Abstract

Across much of eastern Africa, the land area coverage of private or otherwise non-state conservation areas is rapidly increasing. In Kenya, these trends have sparked renewed contestation and debate concerning the property rights and broader terms of access to non-state conservation spaces. Pursuant to these disputes, emergent conservation territories are increasingly governed through practices of landscape stratification, demarcation, and surveillance, as well as via the formalization of community-based grazing arrangements in hybridized ‘buffer zone’ spaces.
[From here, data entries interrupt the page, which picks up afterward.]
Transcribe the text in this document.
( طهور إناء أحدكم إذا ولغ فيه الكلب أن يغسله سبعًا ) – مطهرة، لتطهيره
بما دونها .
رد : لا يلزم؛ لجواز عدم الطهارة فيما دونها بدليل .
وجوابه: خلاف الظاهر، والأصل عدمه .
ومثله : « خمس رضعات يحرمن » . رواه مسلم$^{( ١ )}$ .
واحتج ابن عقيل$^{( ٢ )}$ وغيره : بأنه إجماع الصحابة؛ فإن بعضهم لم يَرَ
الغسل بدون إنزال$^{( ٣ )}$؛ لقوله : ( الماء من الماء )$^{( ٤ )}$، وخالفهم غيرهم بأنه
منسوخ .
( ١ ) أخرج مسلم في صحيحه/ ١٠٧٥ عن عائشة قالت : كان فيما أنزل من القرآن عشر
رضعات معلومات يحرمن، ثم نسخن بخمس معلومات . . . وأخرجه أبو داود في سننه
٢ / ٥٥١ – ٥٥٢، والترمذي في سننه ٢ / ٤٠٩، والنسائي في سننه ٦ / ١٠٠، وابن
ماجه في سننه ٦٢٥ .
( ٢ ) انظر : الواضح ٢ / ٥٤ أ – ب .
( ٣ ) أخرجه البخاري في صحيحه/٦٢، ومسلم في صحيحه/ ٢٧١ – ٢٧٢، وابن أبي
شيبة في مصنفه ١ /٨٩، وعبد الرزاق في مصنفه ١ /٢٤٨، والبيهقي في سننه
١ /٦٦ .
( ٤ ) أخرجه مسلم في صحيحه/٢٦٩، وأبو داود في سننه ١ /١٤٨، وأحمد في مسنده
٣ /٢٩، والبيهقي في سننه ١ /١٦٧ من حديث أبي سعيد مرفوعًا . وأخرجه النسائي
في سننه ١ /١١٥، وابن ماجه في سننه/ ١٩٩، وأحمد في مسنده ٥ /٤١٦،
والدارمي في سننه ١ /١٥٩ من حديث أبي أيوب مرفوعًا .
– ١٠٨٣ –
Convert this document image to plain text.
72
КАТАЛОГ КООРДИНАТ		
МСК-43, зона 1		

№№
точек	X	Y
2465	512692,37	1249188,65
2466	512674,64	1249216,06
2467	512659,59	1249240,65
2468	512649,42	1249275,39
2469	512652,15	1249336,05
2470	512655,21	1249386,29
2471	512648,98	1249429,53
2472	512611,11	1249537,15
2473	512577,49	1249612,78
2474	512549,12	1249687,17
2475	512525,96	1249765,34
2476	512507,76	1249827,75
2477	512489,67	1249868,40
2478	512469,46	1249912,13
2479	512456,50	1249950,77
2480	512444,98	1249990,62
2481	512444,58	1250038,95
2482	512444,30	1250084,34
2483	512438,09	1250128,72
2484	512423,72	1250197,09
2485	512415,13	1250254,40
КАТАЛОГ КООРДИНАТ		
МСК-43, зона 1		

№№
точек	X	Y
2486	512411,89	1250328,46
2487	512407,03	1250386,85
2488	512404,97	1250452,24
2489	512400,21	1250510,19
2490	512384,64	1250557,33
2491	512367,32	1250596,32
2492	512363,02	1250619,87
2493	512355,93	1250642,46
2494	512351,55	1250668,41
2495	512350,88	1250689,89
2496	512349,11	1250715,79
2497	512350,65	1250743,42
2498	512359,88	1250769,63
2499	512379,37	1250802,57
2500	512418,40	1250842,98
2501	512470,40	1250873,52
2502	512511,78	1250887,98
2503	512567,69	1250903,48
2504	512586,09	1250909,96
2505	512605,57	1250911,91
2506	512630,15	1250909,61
Examining the empirical implications of these practices in Kenya’s Laikipia County, we highlight the somewhat counterintuitive ways in which private conservationists increasingly employ grazing arrangements ‘from above’ not only to regulate access to natural resources, but also to influence subject formation processes and to fix or otherwise reshape the spatial contours of pastoralist systems. Emphasizing the limitations of such initiatives, however, we foreground the significance of ongoing patterns of agro-pastoral transformation and their implications for the persistence of night grazing or other illicit nocturnal responses ‘from below’ amongst certain strata of Laikipia’s internally diverse communities. Whilst such forms of nocturnal agency are inherently significant insofar as they frustrate conservationists’ efforts to uniformly enforce resource access restrictions throughout the nychthemeron or complete 24-hour ‘day-night’ cycle, we suggest that these practices also grant important insight into the nature of shifting ‘conservation subjectivities’ in East African drylands.